Key Responsibilities

  • Replicate and configure existing Cloudera cluster (HDFS, YARN, Hive, Spark) in the new AWS account.
  • Coordinate with project team to ensure proper infrastructure provisioning (EC2, security groups, IAM roles, and networking).
  • Reconfigure cluster connectivity and job dependencies for the new environment.
  • Migrate and validate metadata stores (Hive Metastore, job configs, dependencies).
  • Validate job execution and data outputs for parity with existing environment.
  • Deploy, test, and operate existing Hive, Spark (Scala) jobs post-migration.
  • Maintain job schedules, dependencies, and runtime configurations.
  • Monitor job performance, identify bottlenecks, and apply tuning or code-level optimizations.
  • Troubleshoot failures and implement automated recovery or alerting where applicable.
  • Monitor Cloudera Manager dashboards, cluster health, and resource utilization.
  • Manage user roles and access within Cloudera environment.
  • Implement periodic data cleanup, archiving, and housekeeping processes.
  • Document configurations, migration steps, and operational runbooks.

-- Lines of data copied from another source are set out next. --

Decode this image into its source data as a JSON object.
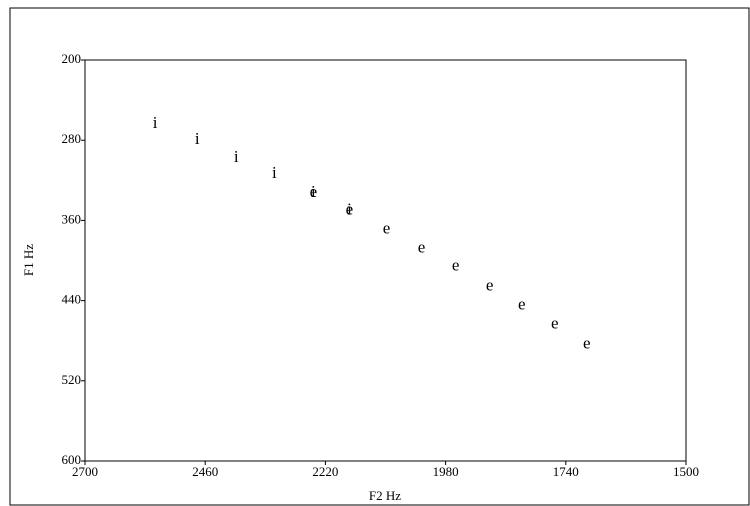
{
  "chart_data": {
    "type": "scatter",
    "xlabel": "F2  Hz",
    "ylabel": "F1  Hz",
    "xlim": [
      2700,
      1500
    ],
    "ylim": [
      200,
      600
    ],
    "xticks": [
      2700,
      2460,
      2220,
      1980,
      1740,
      1500
    ],
    "yticks": [
      200,
      280,
      360,
      440,
      520,
      600
    ],
    "series": [
      {
        "name": "i",
        "color": "#000000",
        "x": [
          2560,
          2476,
          2398,
          2322,
          2244,
          2172
        ],
        "y": [
          264,
          280,
          298,
          314,
          333,
          350
        ]
      },
      {
        "name": "e",
        "color": "#000000",
        "x": [
          2244,
          2172,
          2098,
          2028,
          1960,
          1892,
          1828,
          1762,
          1698
        ],
        "y": [
          333,
          350,
          369,
          388,
          406,
          426,
          445,
          464,
          484
        ]
      }
    ]
  }
}
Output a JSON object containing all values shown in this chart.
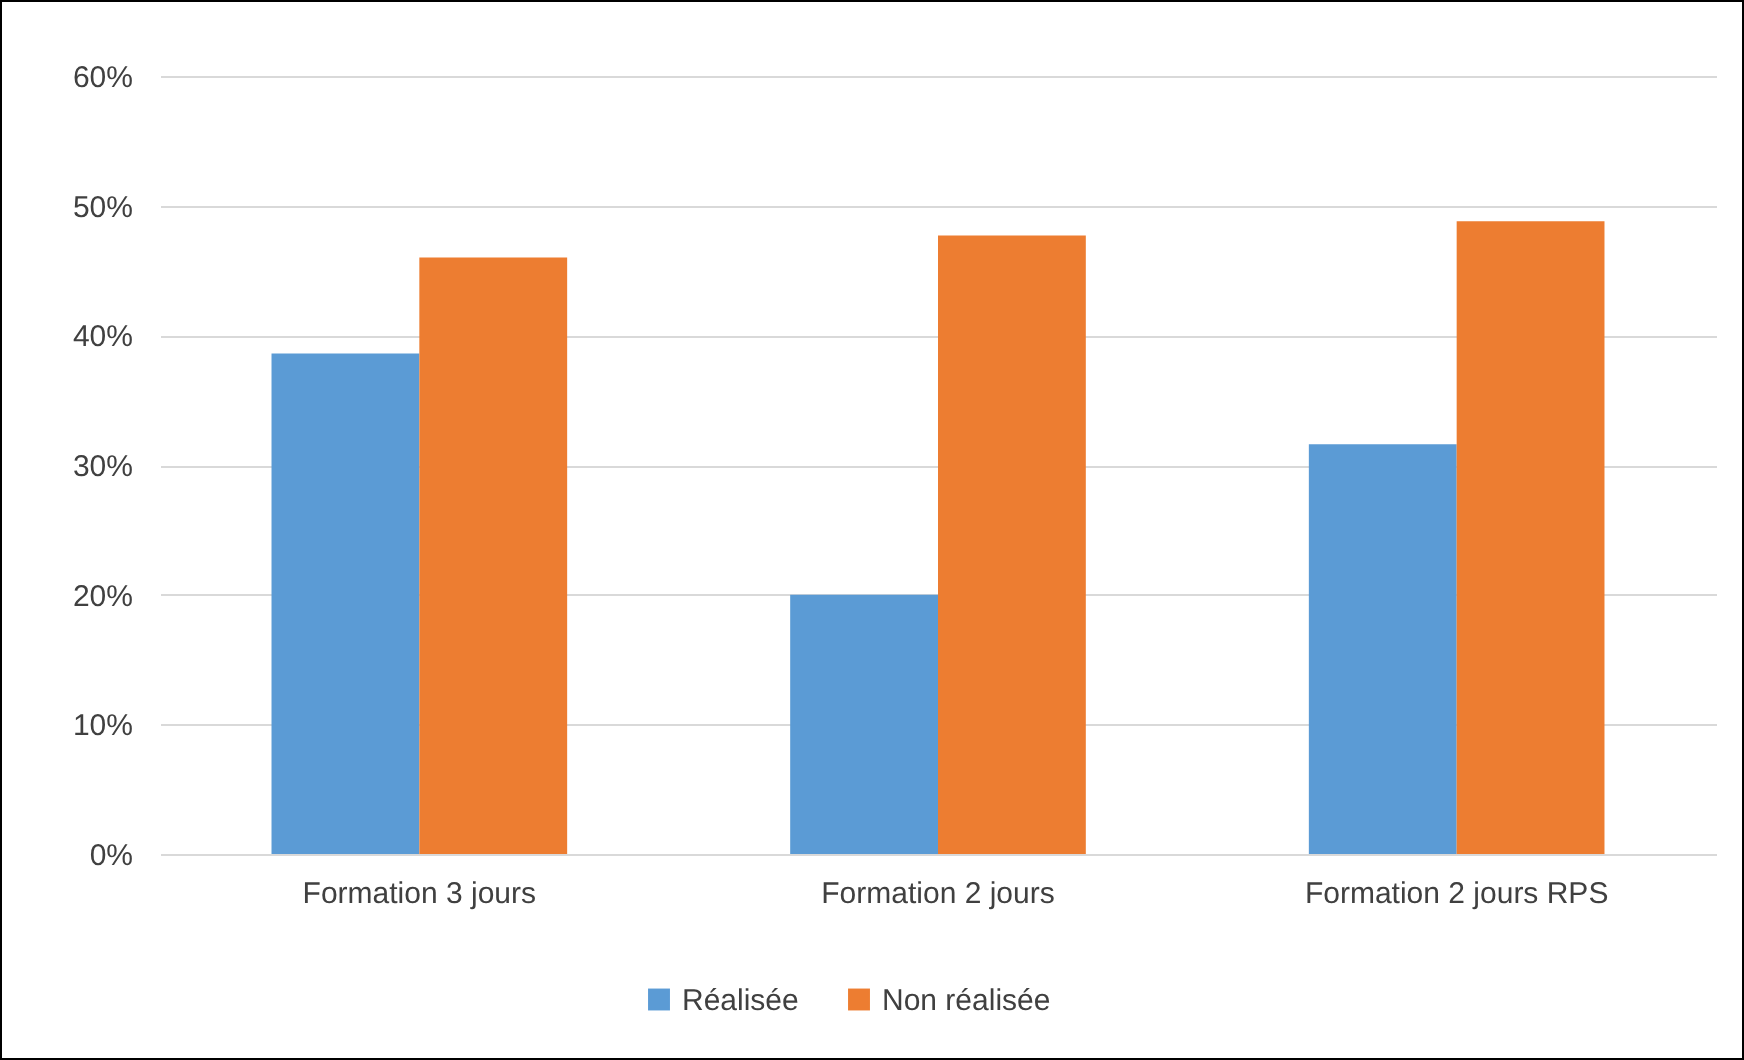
{
  "chart_data": {
    "type": "bar",
    "categories": [
      "Formation 3 jours",
      "Formation 2 jours",
      "Formation 2 jours RPS"
    ],
    "series": [
      {
        "name": "Réalisée",
        "color": "#5b9bd5",
        "values": [
          38.6,
          20,
          31.6
        ]
      },
      {
        "name": "Non réalisée",
        "color": "#ed7d31",
        "values": [
          46,
          47.7,
          48.8
        ]
      }
    ],
    "ylim": [
      0,
      60
    ],
    "yticks": [
      {
        "value": 0,
        "label": "0%"
      },
      {
        "value": 10,
        "label": "10%"
      },
      {
        "value": 20,
        "label": "20%"
      },
      {
        "value": 30,
        "label": "30%"
      },
      {
        "value": 40,
        "label": "40%"
      },
      {
        "value": 50,
        "label": "50%"
      },
      {
        "value": 60,
        "label": "60%"
      }
    ],
    "grid": "y",
    "legend": "bottom"
  }
}
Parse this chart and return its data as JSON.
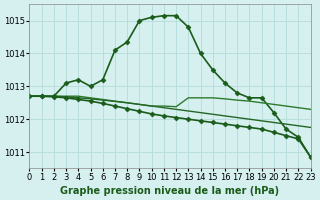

Required Skills and Experience:

  • Bachelor s degree in computer science, Information Systems, or a related field.
  • 7+ years of experience in data engineering or big data development
  • 4+ years experience with Cloudera platform (HDFS, YARN, Hive, Spark, Oozie)
  • Experience deploying and operating Cloudera workloads on AWS (EC2, S3, IAM, CloudWatch)
  • Strong proficiency in Scala, Java and HiveQL; Python or Bash scripting experience preferred
  • Strong proficiency in Apache Spark & Scala programming for data processing and transformation.
  • Hands on experience with Cloudera distribution of Hadoop.
  • Hands-on experience implementing business-rules processing using Drools.
  • Able to work with infrastructure, DevOps, and data governance teams in a multi-disciplinary environment.

Preferred Qualifications:

  • Candidates with Cloudera certification (e.g., CDP Data Engineer or Cloudera Administrator)
  • Experience with Cloudera version upgrades or AWS-to-AWS environment migrations.
  • Experience in public-sector or large enterprise data environments.
Employers have access to artificial intelligence language tools (“AI”) that help generate and enhance job descriptions and AI may have been used to create this description. The position description has been reviewed for accuracy and Dice believes it to correctly reflect the job opportunity.